P. Em que consiste a revolução democrática que você propõe?

R. A democracia está ameaçada pelos poderosos e devemos voltar a conquistar a soberania do povo.

P. A casta do Podemos [partido de esquerda espanhol] é o mesmo que seu establishment?

R. Suponho que sim. Para eles, é um poder do qual não podem ser exigidas responsabilidades, corrupto legal e moralmente, cujo comportamento colide com os interesses da maioria da sociedade. A Espanha demonstra que, quando o povo está em uma situação ruim, não é inevitável que a beneficiada acabe sendo a direita populista. É uma lição para todos nós. Não precisa existir uma política do medo: é possível uma política da esperança. A política da esperança diz que a injustiça é temporária e pode ser superada.

P. Você se define como socialista. O Podemos, por outro lado, parece ter renunciado a essa dialética de direita e esquerda.

A maior parte das pessoas que estão na pobreza trabalha. Elas se levantam de manhã para ganhar sua pobreza

R. Entendo isso. Acho que só tentam comunicar suas ideias em uma sociedade na qual a esquerda sofreu enormes calamidades e derrotas políticas.

P. Um movimento assim pode se triunfar se define como sendo de esquerda?

R. Eu sou socialista. Acredito que a retórica de direita e esquerda continua sendo válida. Mas são as pessoas já politizadas que pensam em termos de direita ou esquerda, os que vivemos na bolha política. A maioria pensa em termos de habitação, emprego, serviços, salários, filhos. E é preciso lidar com essas preocupações de uma forma convincente. Quem quiser mudar a sociedade deve olhar onde há um movimento com êxito, ver o que esse movimento fez bem feito e o que a esquerda tradicional fez mal.

P. A esquerda tradicional é incapaz de proporcionar a mudança que você busca?

R. A Grécia e a Espanha demonstram que se a social-democracia ataca sua própria base, não pode contar com a lealdade desta, porque esta encontrará alternativas. Se o trabalhismo chega ao poder e ataca seus seguidores, atravessará sua própria pasokificação [referência ao outrora governante partido social-democrata grego Pasok, que hoje tem uma das menores bancadas no Parlamento], e isso poderia abrir caminho para forças como o Podemos ou o Syriza [partido esquerdista radical grego]. Vivemos em uma era na qual a social-democracia pode ser ofuscada por forças mais radicais. Após a Guerra Fria, isso não estava no roteiro. Na era da austeridade, o projeto da social-democracia está em uma crise profunda e será ofuscado por forças mais radicais.
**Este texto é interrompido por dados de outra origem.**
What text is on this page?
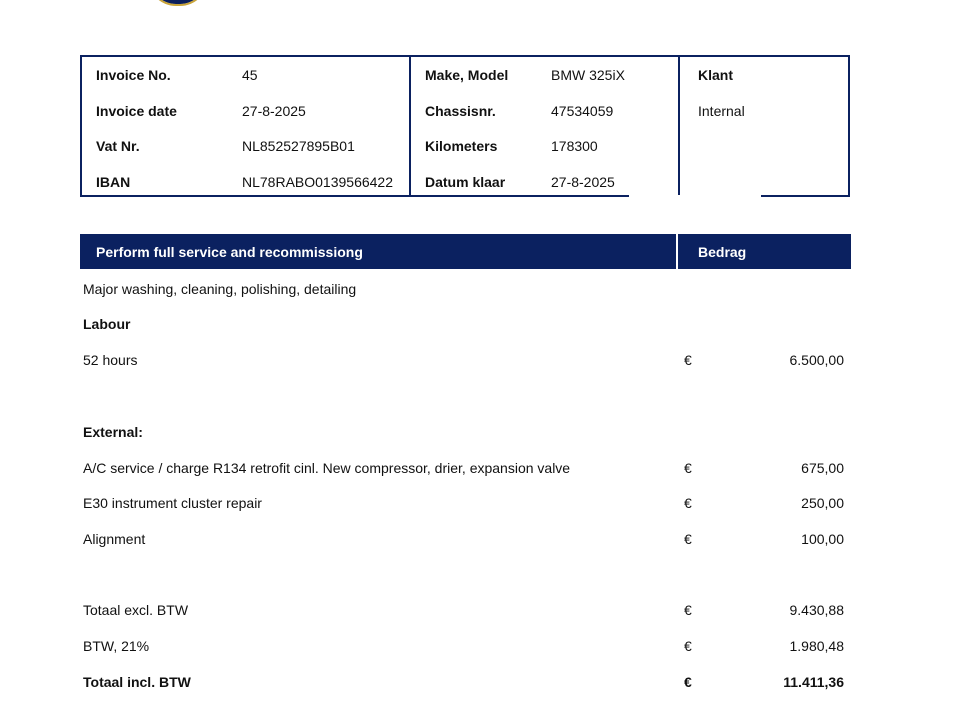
Invoice No.	45
Invoice date	27-8-2025
Vat Nr.	NL852527895B01
IBAN	NL78RABO0139566422
Make, Model	BMW 325iX
Chassisnr.	47534059
Kilometers	178300
Datum klaar	27-8-2025
Klant
Internal
Perform full service and recommissiong	Bedrag
Major washing, cleaning, polishing, detailing
Labour
52 hours	€	6.500,00
External:
A/C service / charge R134 retrofit cinl. New compressor, drier, expansion valve	€	675,00
E30 instrument cluster repair	€	250,00
Alignment	€	100,00
Totaal excl. BTW	€	9.430,88
BTW, 21%	€	1.980,48
Totaal incl. BTW	€	11.411,36
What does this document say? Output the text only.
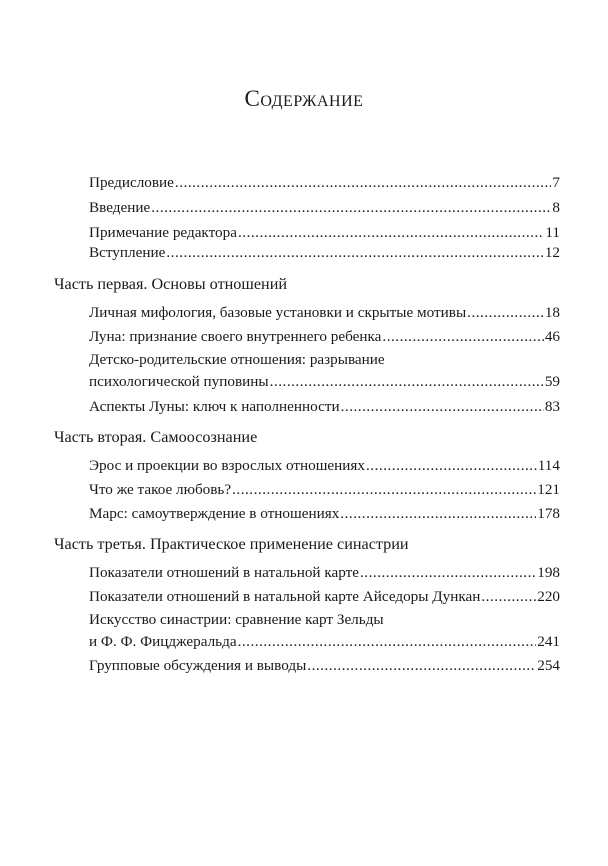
Содержание
Предисловие .....	7
Введение .....	8
Примечание редактора .....	11
Вступление .....	12
Часть первая. Основы отношений
Личная мифология, базовые установки и скрытые мотивы .....	18
Луна: признание своего внутреннего ребенка .....	46
Детско-родительские отношения: разрывание
психологической пуповины .....	59
Аспекты Луны: ключ к наполненности .....	83
Часть вторая. Самоосознание
Эрос и проекции во взрослых отношениях .....	114
Что же такое любовь? .....	121
Марс: самоутверждение в отношениях .....	178
Часть третья. Практическое применение синастрии
Показатели отношений в натальной карте .....	198
Показатели отношений в натальной карте Айседоры Дункан .....	220
Искусство синастрии: сравнение карт Зельды
и Ф. Ф. Фицджеральда .....	241
Групповые обсуждения и выводы .....	254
P. Toda era, incluindo esta, vive na ilusão de que é permanente?

R. A coruja de Minerva só levanta voo com a chegada do crepúsculo, dizia Hegel. Acredito que estamos diante do crepúsculo desta era. A transição para uma nova será muito difícil, mas ocorrerá. Quando o neoliberalismo teve seu auge, que aqui foi com o thatcherismo, a esquerda era triunfalista. Acreditava que Margaret Thatcher não ia durar muito. Meus pais acreditavam nisso. Não perceberam que estavam vendo a construção de uma nova era. As lições de nossos antecessores, que desafiaram velhas ordens e ganharam, deveriam nos dar esperança − e dar medo aos poderosos. Demonstram que toda ordem cairá e será substituída. O importante é o que a substitui. Eu quero uma sociedade construída para as pessoas trabalhadoras, criadoras de riqueza, não para uma elite. Uma sociedade na qual a democracia tenha alcance. Essa sociedade será construída algum dia − e também passará.